The US was supposed to have learned the lessons of the futility of ongoing low-intensity conflict with a zealous and determined ideological enemy, far in its worldview and behavioral patterns from the American "operational code". Moreover, its prior knowledge of the Afghan arena should have lit a glaring warning light before it even launched its direct military operations in this heart of darkness in October 2001.
Two decades before the current chapter of American military involvement in Afghanistan had begun, against the backdrop of the Soviet invasion of the country in December 1979, US military advisers were being sent to Pakistan, which had become the forward base of the mujahideen forces that the US had founded, equipped and trained to fight the Soviets (this indeed played a decisive role in the humiliating defeat suffered by the Kremlin, and its withdrawal from Afghanistan after a decade of failures and bloodshed.
Despite the American familiarity with the Afghan experience with all its tribal, ethnic and religious divisions, and even though it had supposedly gained experience in managing low-intensity conflicts on the Afghan front against Soviet regular forces, Washington did not draw the conclusions. Thus, the US walked directly into the Afghan killing fields out of the naive belief that it would be possible to establish there, in lightning speed, the fundamental values and institutions of Western democracy and turn Afghanistan into a stable and functioning national state in the spirit of the American dream and tradition.
Just as America in the 1960s tied its fate up with the corrupt Saigon regime, America in the 2000s continued to maintain o-called "special ties" with the corrupt government based in the Afghan capital - a government that failed to pose any real challenge to the radical and militant Taliban.
In this context, we must not forget that it was then-Vice President Joe Biden who represented within the Obama administration the most naive position of all - that a functioning coalition between the Kabul government and the Taliban was an achievable goal.
Biden took his almost mystical belief in there being a "solution to every problem" and that it is always possible to find the redeeming equation that will enable the formulation of practical and pragmatic solutions to even the most complex disputes and copy-pasted it directly from the internal American dimension straight to the Afghan battlefield, where the Western concepts of compromise and "equitable agreements" were and remain completely alien.
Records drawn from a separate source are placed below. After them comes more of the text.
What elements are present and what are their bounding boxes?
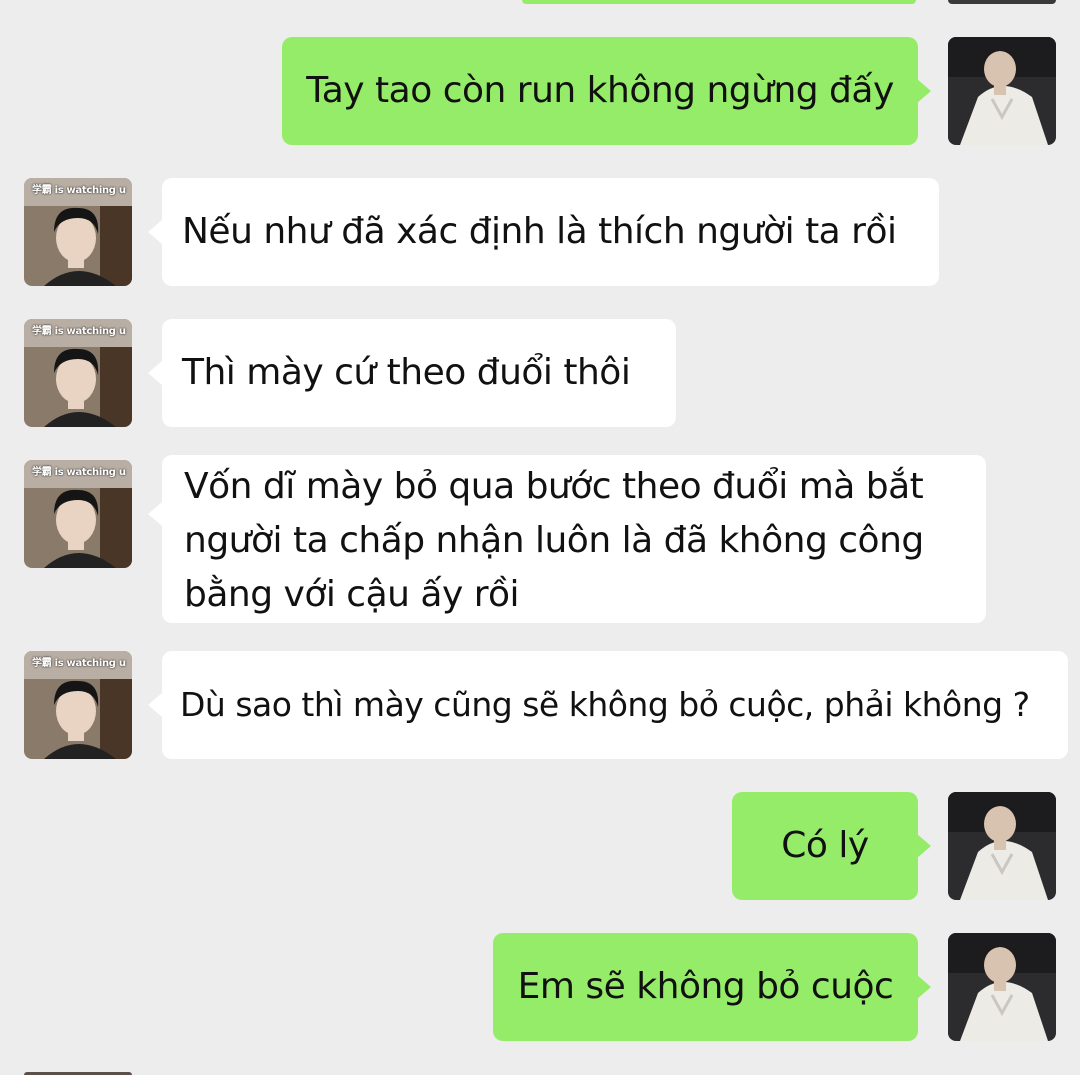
my-avatar-icon <box>948 933 1056 1041</box>
message-text: Thì mày cứ theo đuổi thôi <box>182 352 631 393</box>
my-avatar[interactable] <box>948 37 1056 145</box>
chat-history: Tay tao còn run không ngừng đấy 学霸 is wa… <box>0 0 1080 1075</box>
friend-avatar[interactable]: 学霸 is watching u <box>24 460 132 568</box>
message-bubble[interactable]: Tay tao còn run không ngừng đấy <box>282 37 918 145</box>
message-text: Tay tao còn run không ngừng đấy <box>306 70 894 111</box>
avatar-caption: 学霸 is watching u <box>32 185 126 196</box>
friend-avatar[interactable]: 学霸 is watching u <box>24 651 132 759</box>
my-avatar[interactable] <box>948 0 1056 4</box>
bubble-tail <box>917 834 931 858</box>
avatar-caption: 学霸 is watching u <box>32 467 126 478</box>
message-text: Em sẽ không bỏ cuộc <box>517 966 894 1007</box>
bubble-tail <box>148 693 162 717</box>
message-text: Dù sao thì mày cũng sẽ không bỏ cuộc, ph… <box>180 685 1030 724</box>
friend-avatar[interactable]: 学霸 is watching u <box>24 319 132 427</box>
message-bubble[interactable]: Em sẽ không bỏ cuộc <box>493 933 918 1041</box>
bubble-tail <box>148 220 162 244</box>
message-text: Nếu như đã xác định là thích người ta rồ… <box>182 211 897 252</box>
message-text: Có lý <box>781 825 869 866</box>
my-avatar-icon <box>948 792 1056 900</box>
message-bubble[interactable]: Có lý <box>732 792 918 900</box>
message-bubble[interactable]: Dù sao thì mày cũng sẽ không bỏ cuộc, ph… <box>162 651 1068 759</box>
bubble-tail <box>148 361 162 385</box>
message-text: Vốn dĩ mày bỏ qua bước theo đuổi mà bắt … <box>184 466 924 615</box>
my-avatar-icon <box>948 37 1056 145</box>
avatar-caption: 学霸 is watching u <box>32 326 126 337</box>
bubble-tail <box>148 502 162 526</box>
previous-message-bubble[interactable] <box>522 0 916 4</box>
my-avatar[interactable] <box>948 933 1056 1041</box>
friend-avatar[interactable]: 学霸 is watching u <box>24 178 132 286</box>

In view of this ongoing march of delusion and inability to understand the nature of cultures where radical actors rule - a march that began in Vietnam and ends in Afghanistan – the question to be asked is what will the regional implications be of the current collapse (which is taking place at the same time as the United States continues with its gradual disengagement from Syria and Iraq)?
Although it is too early to draw clear cut conclusions from the difficult and embarrassing sight of a superpower fleeing without any honor from an arena where it lost 2,400 soldiers, one can assume that the moderate Sunni world on the one hand, and Israel on the other, will in the near future re-evaluate the credibility of the American Gulliver, who today looks more like a paper tiger.
Indeed, in view of the priorities of the Biden administration, which has put aside the international arena (with the exception of China) the question is not only what will be the fate of the Abraham Accords at a time when the American patron is no longer capable of providing a safety net to its "client states," but also whether other central actors in the international system (headed by Moscow and Beijing) will try to challenge the American Gulliver, who is currently tied down.